Use the REPLACE option when running the LOAD utility
to create the new table (I think the default is LOAD RESUME which won't work here). Often it is a good idea to leave RI off when running the LOAD, this will improve performance and
save the headache of figuring out the order in which LOAD jobs need to be run. Once finished you need to verify the
RI and build the indices.
The LOAD utility is documented here
I assume that I could modify the load JCL member and the data member somehow to achieve this but I'm not sure how easy that would be.
I believe you have provided the answer within your question. As to the question of "how easy that would be," it would depend on the nature of your modifications.

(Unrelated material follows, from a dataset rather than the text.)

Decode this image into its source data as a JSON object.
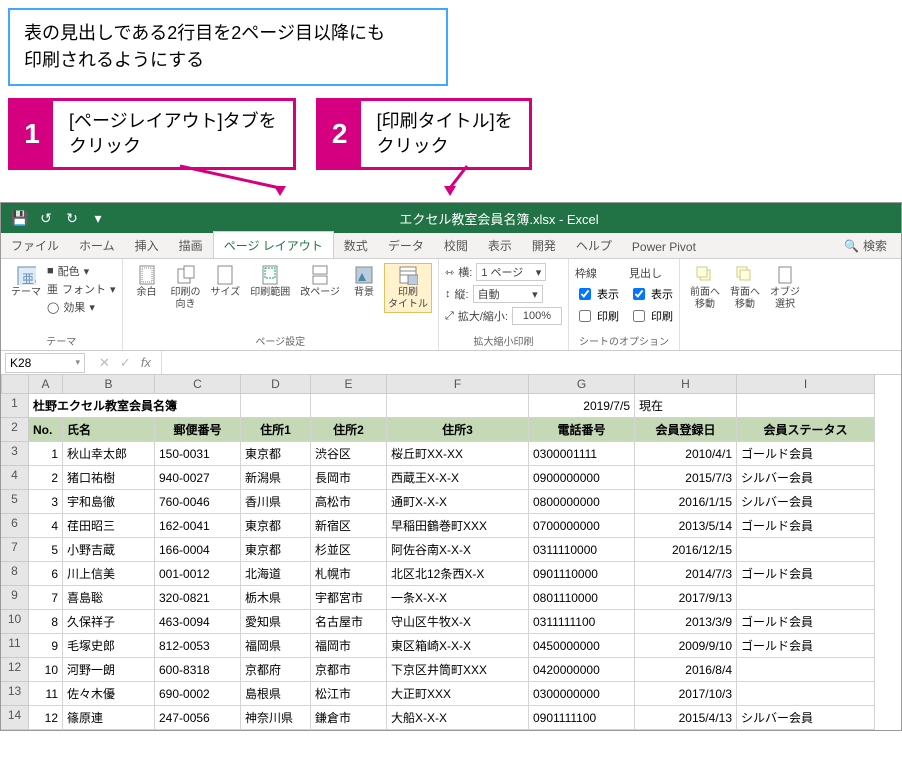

SORT utilities (DFSORT, SyncSort, etc.) now have very sophisticated data manipulation functions. We use these to move data around, substitute one value for another, combine fields, split fields, etc. albeit in a different context from what you are describing.
You could do something similar with your load control statements, but that might not be worth the trouble. It will depend on the extent of your changes. It may be worth your time to attempt to automate modification of the load control statements if you have a repetitive modification that is necessary. If the modifications are all "one off" then a manual solution may be more expedient.